The H.P. Engineering Freshmen Recruiting Scholarship in Design provides financial assistance to freshmen students entering the Fay Jones School, with a preference to Native American students. This is a $1,000 scholarship that will be awarded each year for the next five years.
"The Fay Jones School has had a huge impact on the success of HP Engineering," said Brandon Pinkerton, president of HP Engineering in Rogers. "Many of the architects who are products of the Fay Jones School have become key clients and friends to HP Engineering over the years. Without these quality architects, HP Engineering would not be as successful as we are today. We are always looking for ways to show our gratitude and give back to the architectural community that is so generous to us."
Impacting the lives of Native American students is of particular interest to Pinkerton.
"As a Native American, I value the rich experience I had attending the University of Arkansas," he said. "I want other young Native Americans to have the opportunity for such an experience. I would like more Arkansans to be aware of the thriving Native American communities that exist just across our shared border with Oklahoma. I also know from growing up in an Oklahoma border town that the University of Arkansas is not on the minds of many young Oklahomans who are considering their options after high school."
Another new scholarship, the Bob J. and Virginia Beavers Advance Arkansas Endowed Scholarship, supports new students from Arkansas who exhibit financial need, records of academic success and a strong desire to complete their degree at the university. The endowment will generate about $2,000 in scholarship money each year, which will be matched by the U of A, for a total scholarship award of $4,000.
This award preference may be given in the categories of first generation, community leader, talented transfer or resilient Razorback, and it is renewable to students regardless of their field of study with acceptable progress toward a degree.
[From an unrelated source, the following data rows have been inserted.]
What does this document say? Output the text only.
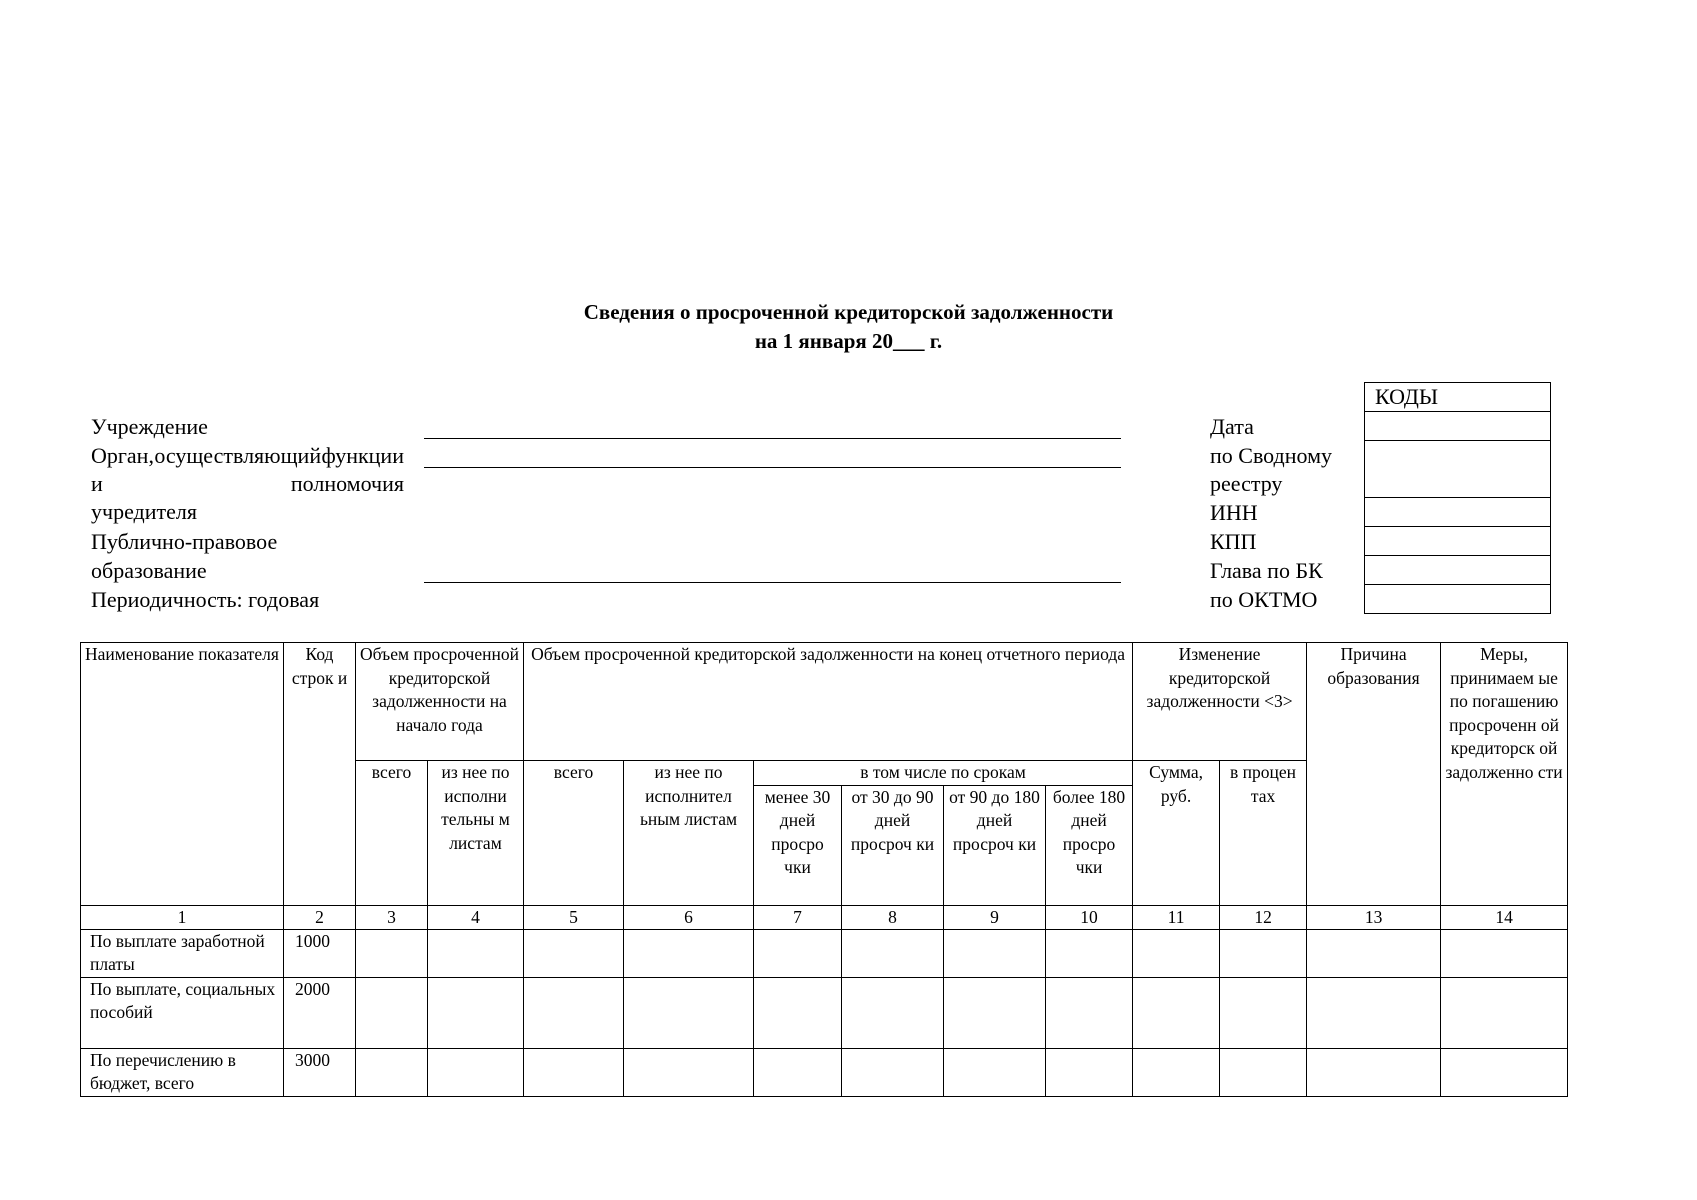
Сведения о просроченной кредиторской задолженности
на 1 января 20___ г.
Учреждение
Орган, осуществляющий функции
и	полномочия
учредителя
Публично-правовое
образование
Периодичность: годовая
Дата
по Сводному
реестру
ИНН
КПП
Глава по БК
по ОКТМО
КОДЫ

Наименование показателя	Код строк и	Объем просроченной кредиторской задолженности на начало года		Объем просроченной кредиторской задолженности на конец отчетного периода						Изменение кредиторской задолженности <3>		Причина образования	Меры, принимаем ые по погашению просроченн ой кредиторск ой задолженно сти
		всего	из нее по исполни тельны м листам	всего	из нее по исполнител ьным листам	в том числе по срокам				Сумма, руб.	в процен тах		
						менее 30 дней просро чки	от 30 до 90 дней просроч ки	от 90 до 180 дней просроч ки	более 180 дней просро чки				
1	2	3	4	5	6	7	8	9	10	11	12	13	14
По выплате заработной платы	1000												
По выплате, социальных пособий	2000												
По перечислению в бюджет, всего	3000												
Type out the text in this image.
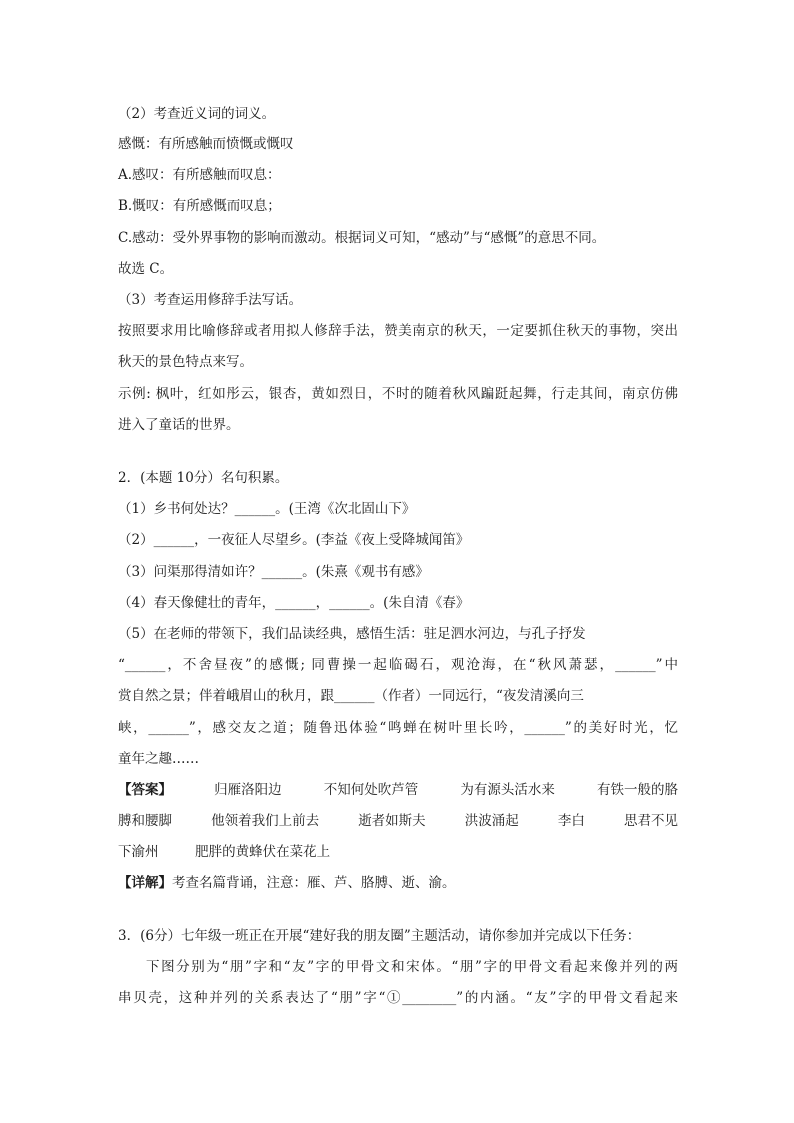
（2）考查近义词的词义。
感慨：有所感触而愤慨或慨叹
A.感叹：有所感触而叹息：
B.慨叹：有所感慨而叹息；
C.感动：受外界事物的影响而激动。根据词义可知，“感动”与“感慨”的意思不同。
故选 C。
（3）考查运用修辞手法写话。
按照要求用比喻修辞或者用拟人修辞手法，赞美南京的秋天，一定要抓住秋天的事物，突出
秋天的景色特点来写。
示例: 枫叶，红如彤云，银杏，黄如烈日，不时的随着秋风蹁跹起舞，行走其间，南京仿佛
进入了童话的世界。
2．(本题 10分）名句积累。
（1）乡书何处达？______。(王湾《次北固山下》
（2）______，一夜征人尽望乡。(李益《夜上受降城闻笛》
（3）问渠那得清如许？______。(朱熹《观书有感》
（4）春天像健壮的青年，______，______。(朱自清《春》
（5）在老师的带领下，我们品读经典，感悟生活：驻足泗水河边，与孔子抒发
“______，不舍昼夜”的感慨; 同曹操一起临碣石，观沧海，在“秋风萧瑟，______”中
赏自然之景；伴着峨眉山的秋月，跟______（作者）一同远行，“夜发清溪向三
峡，______”，感交友之道；随鲁迅体验“鸣蝉在树叶里长吟，______”的美好时光，忆
童年之趣……
【答案】	归雁洛阳边	不知何处吹芦管	为有源头活水来	有铁一般的胳
膊和腰脚	他领着我们上前去	逝者如斯夫	洪波涌起	李白	思君不见
下渝州	肥胖的黄蜂伏在菜花上
【详解】考查名篇背诵，注意：雁、芦、胳膊、逝、渝。
3．(6分）七年级一班正在开展“建好我的朋友圈”主题活动，请你参加并完成以下任务：
下图分别为“朋”字和“友”字的甲骨文和宋体。“朋”字的甲骨文看起来像并列的两
串贝壳，这种并列的关系表达了“朋”字“①________”的内涵。“友”字的甲骨文看起来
Preference will be given to students who are high school graduates from St. Francis County and the Arkansas Delta.
This gift, given by Beth and Hal Prescott, is named for her parents and honors her father's career in architecture, his impact on Eastern Arkansas and his love for the U of A. Bob Beavers completed his Bachelor of Architecture in 1957 and went on to enjoy a successful career in architecture and settled in Forrest City, where his children grew up.
This tribute to her parents was important to Beth Prescott, but so was making sure this gift would help students just starting out in their college career.
"It allows them to have one less thing they have to worry about as they adjust to college life," Beth Prescott said.
Two other new scholarships were provided by an anonymous donor, and they honor the late Jim Etter Parker, who graduated with a Bachelor of Architecture from the Fay Jones School in 1981. Parker, originally from Missouri, designed multi-family units and commercial structures through his company, Parker Associates, which he founded in 1984.
The Jim Etter Parker Advance Arkansas Scholarship supports new students from Arkansas who exhibit financial need, records of academic success, and a strong desire to complete their degree at university. Award preference may be given in the categories of first generation, community leader, talented transfer or resilient Razorback, and it is renewable to students regardless of their field of study with acceptable progress toward a degree. This endowed scholarship will generate about $2,000 each year, which will be matched by the U of A, for a total student scholarship award of $4,000.
Also, the Jim Etter Parker Endowed Freshman Recruiting and Retention Scholarship in Architecture provides financial assistance to freshmen students entering the Fay Jones School. Preference will be given to those students who are graduates of a high school located in Missouri or Arkansas. The endowment will generate about $2,000 in scholarship money each year.
In addition, Victor Mirontschuk recently added funds to his existing EDI International Freshman Scholarship, making it an endowed fund. Mirontschuk founded EDI International in 1976, and he serves as its president as well as chairman and chief operating officer. He oversees the operation of the firm's offices in New York, Texas and California. Mirontschuk, a Fellow of the American Institute of Architects, graduated in 1974 with a Bachelor of Architecture from the Fay Jones School.
"The school is extremely grateful for these scholarship commitments, and to each individual who has given to this important cause," MacKeith said. "The value of the first year student support far exceeds the financial number: Scholarships truly transform the lives and futures of our students."